Sudanese in Libya: from workers to refugees and illegal immigrants

Sudanese in Libya: from workers to refugees and illegal immigrants

Until recently Libya was considered as a destination for Sudanese, hundreds of thousands of Sudanese immigrate to Libya for work, the Sudanese population in Libya estimated to be 500,000 people half of them are Darfurians, increased number of them arrived to Libya fleeing the conflict in the neighboring Darfur region looking for safety and work to survive. In fact even before the crisis in 2011, unemployment rate in Libya is at high level. Moreover, current crisis in Libya have devastated the economy, the production of oil which represent approximately 99% of the government revenue fell to 22,000 barrel per-day, before conflict the oil production was 1.77 million per-day. Other economic activities affected by destruction of infrastructures, production facilities and limited access to foreign exchange.

The devastated economy and insecurity in Libya have complicated and increased the Sudanese community vulnerabilities. Most of them lost their jobs; hence, they are not any more affording to support their families and relatives as they usually do before the crisis. Given the ongoing conflict in Sudan they are not able to return home as many of them are from the war torn regions. Their status transformed from foreign workers into refugees. As refugees, the Sudanese are suffering lack of protection, shelters and access to basic services and that due to the fact that Libya is not a signatory to the 1951 refugees’ convention. Moreover, the absence and limited access of UNHCR and other international organization that concerned with refugees and human rights. In addition, the weak state authority in areas where most of the Sudanese refugees are staying. Thus, the Sudanese refugees are exposed to indiscriminate killings, kidnapping, detention and forcible labor, forcible recruitment. These violations committed by conflict parties, some of these parties accusing Sudan government or Sudanese rebels of interfering into Libyan affairs.

For instance in press release that issued on August 7th 2014, by Sudanese Committee in Libya 16 Sudanese have been killed in crossfire  during  battle between Libyans conflicting parties in Tripoli. In May 2011 an estimated number of 4000 Sudanese crossed the border into Tunisia; they resettled in Shosha refugees’ camp. The camp was attacked and burned by local Tunisians, in this incident 2 Sudanese refugees were killed, the victims’ names are al Umer Ali Abdulnabi from Zalingi town which located in Darfur, the other victim name is Idriss Abdulbagi from Al Gazzera state that located in the middle of Sudan.  A recent media report that published in Sudan Tribune newspaper on May 27th 2016 indicated that 300 Sudanese families have fled from the towns of Sirte and Derna after been captured by ISIS, these families arrived to al Zawia town that located 48 km west of Tripoli. Also Sudanese families have fled Benghazi, Ajdabiya and Sibratha towns following clashes between Libyan factions.

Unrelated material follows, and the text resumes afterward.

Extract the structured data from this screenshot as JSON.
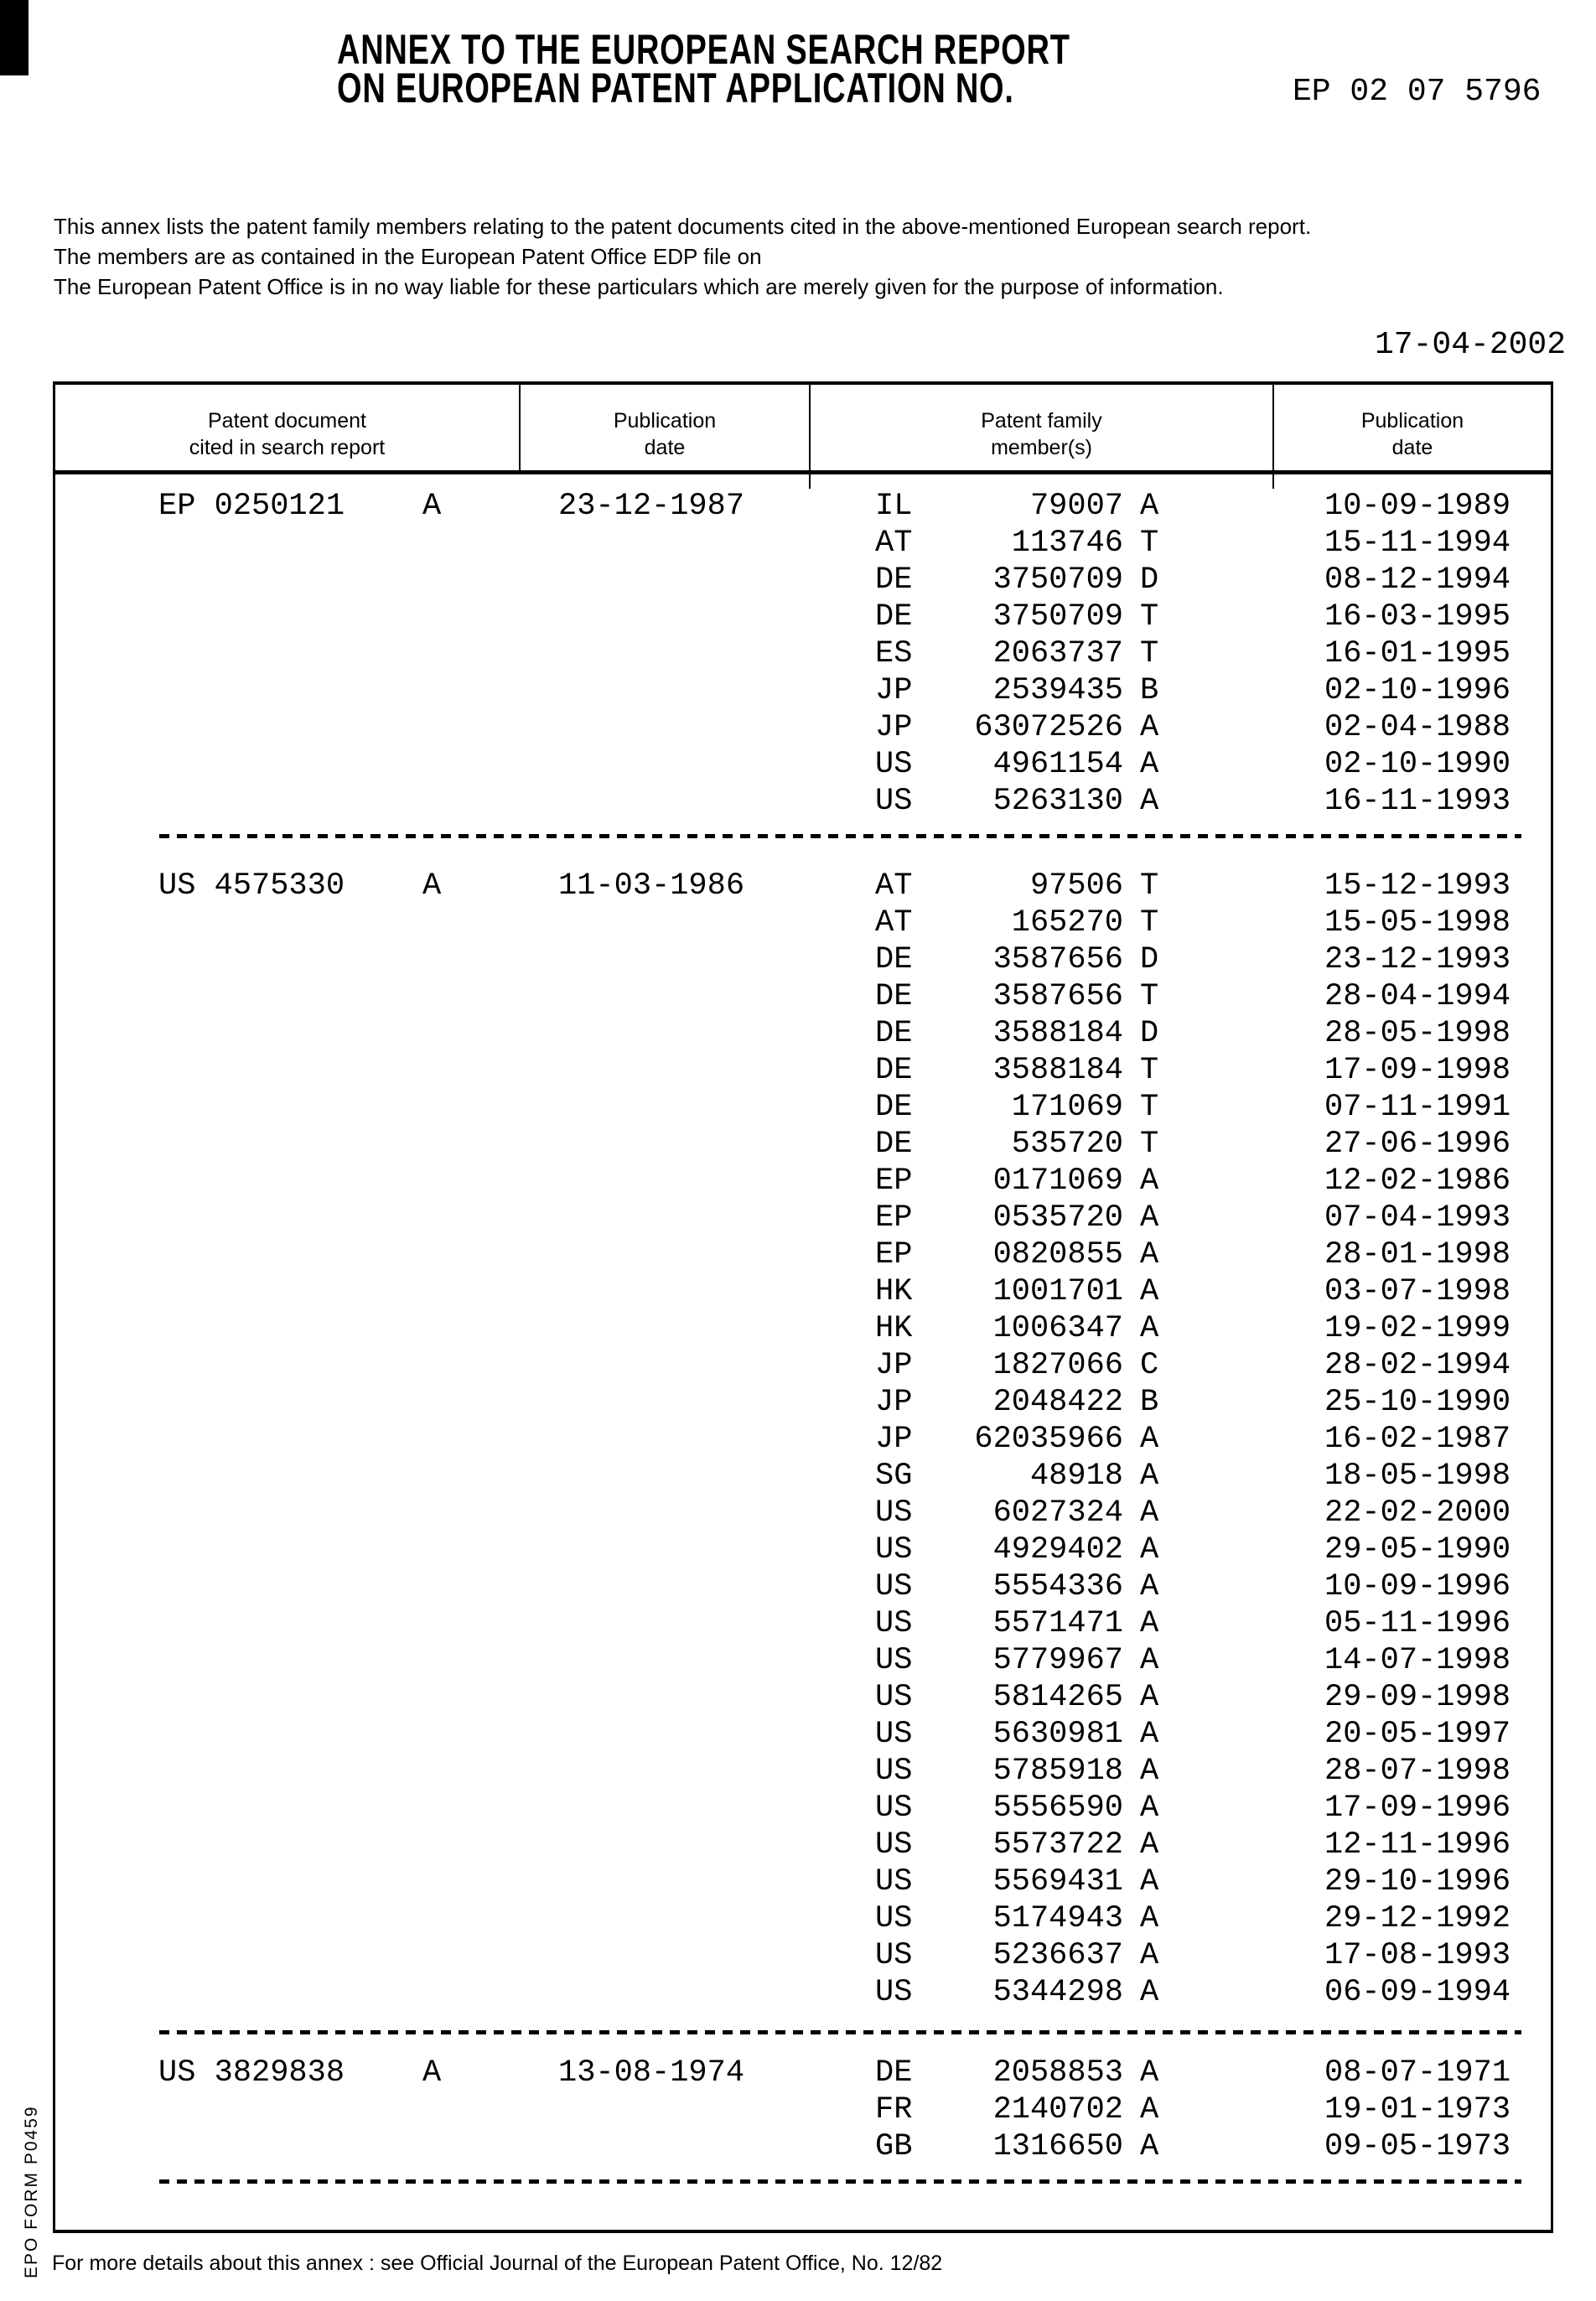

The combination of the dire living conditions of the Sudanese refugees in Libya, the violent conflict and the political crisis in their country have made have irregular migration to Europe as the only option. In 2015 Italy has received 153,840 illegal immigrants, 9000 out of this number are Sudanese[1].  According to Dr. Bashir al Kout the Mediterranean Research Center manager at the International Organization for Cooperation and Emergency Aid (IOCEA) many Sudanese lost their lives during the attempt of irregular migration through the Mediterranean but it is difficult to establish the exact number because the bodies buried without proper documentation. UNHCR reported that 10 Sudanese have lost their lives during illegal migration attempt through Libya in the first 5 months of 2016.  According to Dr. Abdulmunim al Hur the Arab Human Rights Organization –Libya Branch G. Secretary (AHRO – Libya), there are 9 illegal immigrants’ detentions centers across the country, in each center around 4000 to 5000 foreign national, 10% among those detainees are Sudanese[2]. Dr. Abdulmunim al Hur added that the number of the detention centers was 19, ten centers were closed by the authorities in February 2016 due to lack of resources.

The plight of the Sudanese refugees in Libya continues, they have been left with hard choices as conflict and political crisis in Sudan remain unresolved. ACS calls for a joint initiative led by the Sudanese human rights organizations and the concerned regional and international bodies to address the Sudanese refugees’ crisis in Libya.